İşte; tam bu bilinç Kemal Okuyan ve Mansur Yavaş'ı aynı şovenist Lozan savunusu cephesinde birleştiriyor. İlkesiz (Türkiye) Komünist Partisi'nden, faşist Vatan Partisi'ne hepsi ama hepsi, Kürtlerin "bir ulus olarak" varlığını inkar etmeye devam ediyor. Faşist sömürgeci devletin politikalarında ise zaten bir değişim söz konusu değil. Bu anlamda burjuva çözüm sürecinin ana hedefinin Kürt ulusunu bireysel haklara ikna etmek olduğu görülüyor. Bu durumun kendisi bile inkar ve imha siyasetinin boyut ve biçim değiştirerek devam ettiğini gösteriyor. Sömürgeciliğin kendisini çok daha güçlü bir şekilde üretebilmesine zemin sunuyor. Bir yandan "terörsüz Türkiye", "barış" demagojileri yapılırken, diğer yandan on yıldır kullanılan faşist, ırkçı-şoven dil tırmandırılıyor. Aslına bakılırsa sağcısından solcusuna Türk burjuva sermayesine hizmet eden "aydınlara" (ve örgütlere) diyecek bir sözümüz yok. Onlar, yuları kimin elinde ise onun istediği yöne gitmeye devam edeceklerdir. Ancak Türk, Laz, Boşnak, Arap, Türkmen ve tüm Türkiyeli işçi emekçi kadın-erkek, LGBTİ+'lara gerçekleri anlatmakla yükümlüyüz.

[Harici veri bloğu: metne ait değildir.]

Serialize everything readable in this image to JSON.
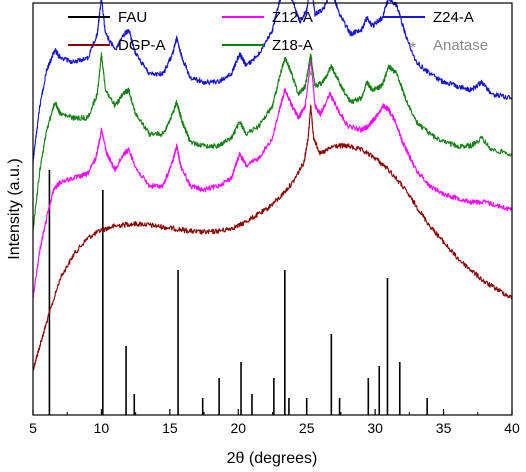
{
  "chart_data": {
    "type": "line",
    "xlabel": "2θ (degrees)",
    "ylabel": "Intensity (a.u.)",
    "xlim": [
      5,
      40
    ],
    "x_ticks": [
      5,
      10,
      15,
      20,
      25,
      30,
      35,
      40
    ],
    "y_ticks_labeled": false,
    "grid": false,
    "legend_position": "top",
    "legend": [
      {
        "label": "FAU",
        "color": "#000000",
        "kind": "line"
      },
      {
        "label": "Z12-A",
        "color": "#ff00ff",
        "kind": "line"
      },
      {
        "label": "Z24-A",
        "color": "#1414d2",
        "kind": "line"
      },
      {
        "label": "DGP-A",
        "color": "#8b0000",
        "kind": "line"
      },
      {
        "label": "Z18-A",
        "color": "#138013",
        "kind": "line"
      },
      {
        "label": "Anatase",
        "color": "#8a8a8a",
        "kind": "star"
      }
    ],
    "annotations": [
      {
        "text": "*",
        "x": 25.3,
        "color": "#8a8a8a"
      }
    ],
    "fau_reference_lines": {
      "x": [
        6.2,
        10.1,
        11.8,
        12.4,
        15.6,
        17.4,
        18.6,
        20.2,
        21.0,
        22.6,
        23.4,
        23.7,
        25.0,
        26.8,
        27.4,
        29.5,
        30.3,
        30.9,
        31.8,
        33.8
      ],
      "y": [
        0.6,
        0.55,
        0.16,
        0.04,
        0.35,
        0.03,
        0.08,
        0.12,
        0.04,
        0.08,
        0.35,
        0.03,
        0.03,
        0.19,
        0.03,
        0.08,
        0.11,
        0.33,
        0.12,
        0.03
      ]
    },
    "series": [
      {
        "name": "DGP-A",
        "color": "#8b0000",
        "x": [
          5.0,
          5.5,
          6.0,
          7.0,
          8.0,
          9.0,
          10.0,
          11.0,
          12.0,
          13.0,
          14.0,
          15.0,
          16.0,
          17.0,
          18.0,
          19.0,
          20.0,
          21.0,
          22.0,
          23.0,
          24.0,
          24.8,
          25.1,
          25.3,
          25.5,
          26.0,
          27.0,
          28.0,
          29.0,
          30.0,
          31.0,
          32.0,
          33.0,
          34.0,
          35.0,
          36.0,
          37.0,
          38.0,
          39.0,
          40.0
        ],
        "y": [
          0.1,
          0.16,
          0.22,
          0.33,
          0.39,
          0.43,
          0.45,
          0.46,
          0.465,
          0.465,
          0.46,
          0.455,
          0.45,
          0.445,
          0.445,
          0.45,
          0.46,
          0.48,
          0.5,
          0.53,
          0.57,
          0.62,
          0.68,
          0.76,
          0.68,
          0.64,
          0.66,
          0.66,
          0.65,
          0.63,
          0.6,
          0.56,
          0.51,
          0.46,
          0.42,
          0.38,
          0.35,
          0.32,
          0.3,
          0.28
        ]
      },
      {
        "name": "Z12-A",
        "color": "#ff00ff",
        "x": [
          5.0,
          5.5,
          6.0,
          6.5,
          7.0,
          8.0,
          9.0,
          9.6,
          10.0,
          10.4,
          11.0,
          11.6,
          12.0,
          12.6,
          13.5,
          14.5,
          15.2,
          15.5,
          15.8,
          16.5,
          17.5,
          18.5,
          19.5,
          20.1,
          20.6,
          21.5,
          22.5,
          23.0,
          23.4,
          23.8,
          24.4,
          24.9,
          25.3,
          25.6,
          26.0,
          26.7,
          27.3,
          28.0,
          29.0,
          29.5,
          30.0,
          30.6,
          31.0,
          31.5,
          32.0,
          33.0,
          34.0,
          35.0,
          36.0,
          37.0,
          38.0,
          39.0,
          40.0
        ],
        "y": [
          0.28,
          0.4,
          0.48,
          0.55,
          0.57,
          0.58,
          0.59,
          0.63,
          0.7,
          0.64,
          0.6,
          0.64,
          0.65,
          0.6,
          0.56,
          0.56,
          0.62,
          0.66,
          0.61,
          0.56,
          0.55,
          0.56,
          0.58,
          0.64,
          0.61,
          0.63,
          0.68,
          0.75,
          0.8,
          0.77,
          0.73,
          0.76,
          0.88,
          0.76,
          0.74,
          0.79,
          0.75,
          0.71,
          0.7,
          0.71,
          0.73,
          0.76,
          0.75,
          0.72,
          0.67,
          0.6,
          0.56,
          0.54,
          0.53,
          0.52,
          0.52,
          0.51,
          0.5
        ]
      },
      {
        "name": "Z18-A",
        "color": "#138013",
        "x": [
          5.0,
          5.5,
          6.0,
          6.6,
          7.0,
          8.0,
          9.0,
          9.7,
          10.0,
          10.3,
          11.0,
          11.6,
          12.0,
          12.5,
          13.5,
          14.5,
          15.2,
          15.5,
          15.9,
          16.5,
          17.5,
          18.5,
          19.5,
          20.1,
          20.6,
          21.5,
          22.5,
          23.0,
          23.4,
          23.8,
          24.4,
          24.9,
          25.3,
          25.6,
          26.2,
          26.8,
          27.5,
          28.2,
          29.0,
          29.4,
          29.8,
          30.5,
          31.0,
          31.6,
          32.2,
          33.0,
          34.0,
          35.0,
          36.0,
          37.0,
          37.8,
          38.5,
          40.0
        ],
        "y": [
          0.45,
          0.6,
          0.7,
          0.77,
          0.74,
          0.73,
          0.73,
          0.79,
          0.89,
          0.8,
          0.76,
          0.79,
          0.8,
          0.74,
          0.69,
          0.69,
          0.74,
          0.77,
          0.72,
          0.67,
          0.66,
          0.66,
          0.68,
          0.72,
          0.69,
          0.71,
          0.76,
          0.83,
          0.88,
          0.85,
          0.79,
          0.81,
          0.89,
          0.81,
          0.82,
          0.86,
          0.81,
          0.77,
          0.78,
          0.82,
          0.8,
          0.81,
          0.86,
          0.84,
          0.78,
          0.72,
          0.69,
          0.67,
          0.66,
          0.66,
          0.68,
          0.65,
          0.64
        ]
      },
      {
        "name": "Z24-A",
        "color": "#1414d2",
        "x": [
          5.0,
          5.5,
          6.0,
          6.6,
          7.0,
          8.0,
          9.0,
          9.7,
          10.0,
          10.3,
          11.0,
          11.7,
          12.0,
          12.5,
          13.5,
          14.5,
          15.2,
          15.5,
          15.9,
          16.5,
          17.5,
          18.5,
          19.5,
          20.1,
          20.6,
          21.5,
          22.5,
          23.0,
          23.4,
          23.9,
          24.5,
          25.0,
          25.3,
          25.6,
          26.2,
          26.8,
          27.4,
          28.2,
          29.0,
          29.4,
          29.8,
          30.5,
          31.0,
          31.6,
          32.2,
          33.0,
          34.0,
          35.0,
          36.0,
          37.0,
          37.8,
          38.5,
          40.0
        ],
        "y": [
          0.62,
          0.76,
          0.85,
          0.9,
          0.88,
          0.87,
          0.88,
          0.94,
          1.03,
          0.94,
          0.9,
          0.94,
          0.95,
          0.89,
          0.84,
          0.84,
          0.89,
          0.93,
          0.88,
          0.83,
          0.82,
          0.82,
          0.84,
          0.89,
          0.86,
          0.89,
          0.95,
          1.02,
          1.06,
          1.03,
          0.97,
          1.0,
          1.07,
          0.99,
          1.0,
          1.05,
          0.99,
          0.94,
          0.95,
          0.98,
          0.96,
          0.98,
          1.03,
          1.01,
          0.94,
          0.87,
          0.84,
          0.82,
          0.81,
          0.8,
          0.82,
          0.79,
          0.78
        ]
      }
    ]
  }
}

Kürt ulusu; dili, kültürü, tarihi ve ülkesiyle var olan ayrı bir ulustur. Bu maddi bir olgudur ve inkarı size hiçbir şey kazandırmaz. Sizi susuz, elektriksiz bırakacak olan, ülkenizi parçalayacak olan Kürt işçi ve emekçileri değil, bu emperyalist kapitalist sistemdir. Ekolojik yıkımı sınırsızca sürdüren, emperyalizmin işbirlikçisi tekelci Türk burjuvazisidir sizi susuz bırakacak olan!
Şayet susuz, elektriksiz kalmak istemiyorsak, şayet paramparça bir coğrafyada savaşların ortasında yaşamak istemiyorsak, bir tek seçeneğimiz var. Tüm ulusların, ayrılma ve birlik hakkı başta olmak üzere, tam hak eşitliği temelinde kurulmuş sosyalist- demokratik Ortadoğu federasyonu. Bunun kuruluşuna giden yolda Türkiye-Kürdistan birleşik devrimini kazanmak! İşte bu olduğunda gönüllü birlik ve karşılıklı dayanışma temelinde bir birlik "cumhuriyet"i savunusu yapabiliriz. Aksi taktirde; burjuvazinin cumhuriyetini savunan, ulusların kendi kaderini tayin hakkını sosyal şovenizm adına keyfice geçersiz ilan eden TKP'lilerle aynı şovenizm bataklığına batarız. Türk ve Türkiyeli tüm işçi ve emekçilerin bu şovenizm bataklığında boğulmamak için; "Kürtler nasıl ikinci sınıf hissedebilir, her şeyleri var. Kürtlerin nesi eksik. Kürtler ayrıcalıklı zaten. Hırtlar sahili işgal etti. Kırtları da Ermeniler gibi tehcir edelim" gibi ırkçı söylemlerden uzak durmalıdır. Adalet ve eşitlik mücadelesinin parçası olmalıdır.